08-05-2018 – 16:08:25

 

O Ministério Público Federal (MPF), em parecer enviado ao Superior Tribunal de Justiça (STJ), reiterou que há indícios suficientes para iniciar processo contra Luiz Carlos Trabuco Cappi no âmbito da operação Zelotes que investiga esquema de corrupção no Conselho Administrativo de Recursos Fiscais (Carf). “O recebimento da denúncia não exige juízo de certeza da acusação, mas sim de verossimilhança”, diz o parecer em que o MPF defende a revisão de acórdão do Tribunal Regional Federal da 1ª Região (TRF1) que trancou ação penal contra o ex-presidente do Bradesco que foi denunciado por participação no esquema de corrupção no Carf.

O parecer elaborado pelos subprocuradores-gerais Antônio Carlos Lins e Marcelo Muscogliati reitera a posição defendida pelo MPF no recurso especial.
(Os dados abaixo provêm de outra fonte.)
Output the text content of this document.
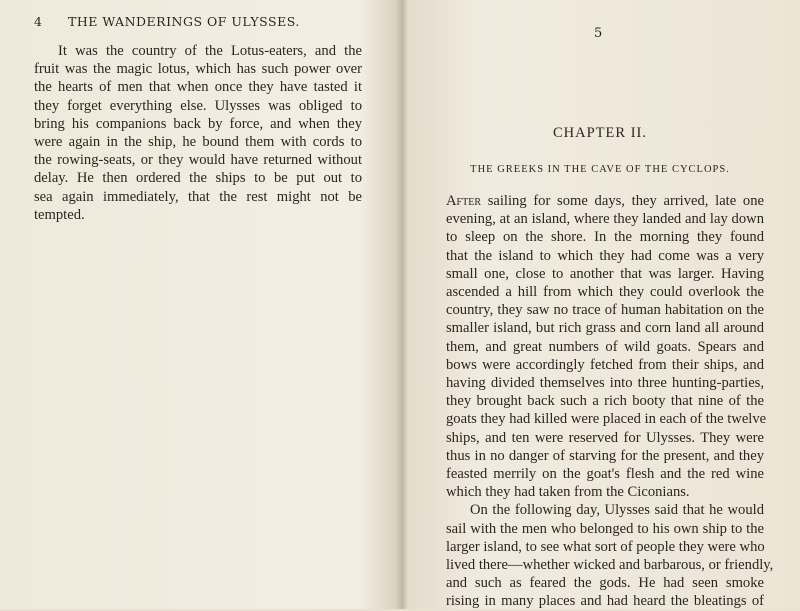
4 THE WANDERINGS OF ULYSSES.
It was the country of the Lotus-eaters, and the
fruit was the magic lotus, which has such power over
the hearts of men that when once they have tasted it
they forget everything else. Ulysses was obliged to
bring his companions back by force, and when they
were again in the ship, he bound them with cords to
the rowing-seats, or they would have returned without
delay. He then ordered the ships to be put out to
sea again immediately, that the rest might not be
tempted.
5
CHAPTER II.
THE GREEKS IN THE CAVE OF THE CYCLOPS.
After sailing for some days, they arrived, late one
evening, at an island, where they landed and lay down
to sleep on the shore. In the morning they found
that the island to which they had come was a very
small one, close to another that was larger. Having
ascended a hill from which they could overlook the
country, they saw no trace of human habitation on the
smaller island, but rich grass and corn land all around
them, and great numbers of wild goats. Spears and
bows were accordingly fetched from their ships, and
having divided themselves into three hunting-parties,
they brought back such a rich booty that nine of the
goats they had killed were placed in each of the twelve
ships, and ten were reserved for Ulysses. They were
thus in no danger of starving for the present, and they
feasted merrily on the goat's flesh and the red wine
which they had taken from the Ciconians.
On the following day, Ulysses said that he would
sail with the men who belonged to his own ship to the
larger island, to see what sort of people they were who
lived there—whether wicked and barbarous, or friendly,
and such as feared the gods. He had seen smoke
rising in many places and had heard the bleatings of
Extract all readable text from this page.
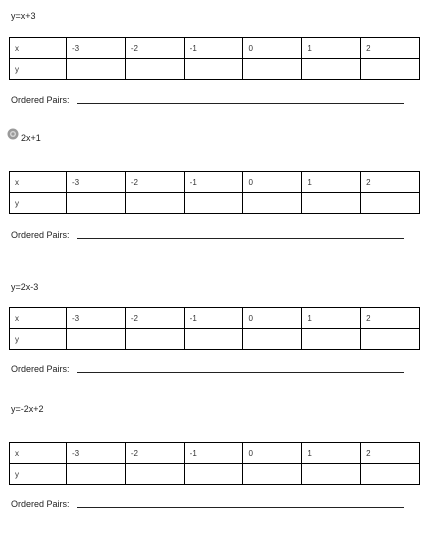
y=x+3
x	-3	-2	-1	0	1	2
y						
Ordered Pairs:
2x+1
x	-3	-2	-1	0	1	2
y						
Ordered Pairs:
y=2x-3
x	-3	-2	-1	0	1	2
y						
Ordered Pairs:
y=-2x+2
x	-3	-2	-1	0	1	2
y						
Ordered Pairs:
Na manifestação, os membros destacam que o trancamento da ação penal é “medida excepcionalíssima”, somente admitida quando comprovada, de maneira categórica, a ausência de indícios de autoria ou materialidade do crime, a atipicidade da conduta praticada ou a presença de quaisquer das hipóteses de extinção da punibilidade. “Não é esse, porém, o caso retratado nos autos”, assegura o parecer enviado ao STJ.

A denúncia por corrupção ativa – recebida pela Justiça de primeiro grau – foi trancada pelo TRF1 após habeas corpus apresentado pelo executivo. De acordo com o MPF, em 2014, membros da diretoria e do Conselho de Administração do Bradesco, “com conhecimento, anuência e participação” do então presidente da instituição teriam prometido vantagens indevidas a servidores do Carf e da Delegacia Especial de Receita Federal e Instituições Financeiras em São Paulo para interferir no julgamento de processo administrativo fiscal que envolvia crédito tributário de R$ 3 bilhões. O valor refere-se a pedidos de compensação de créditos decorrentes de PIS e Cofins incidentes sobre juros de capital próprio do conglomerado que controla o Bradesco e de revisão tributária relativa aos últimos cinco anos de interesse do banco.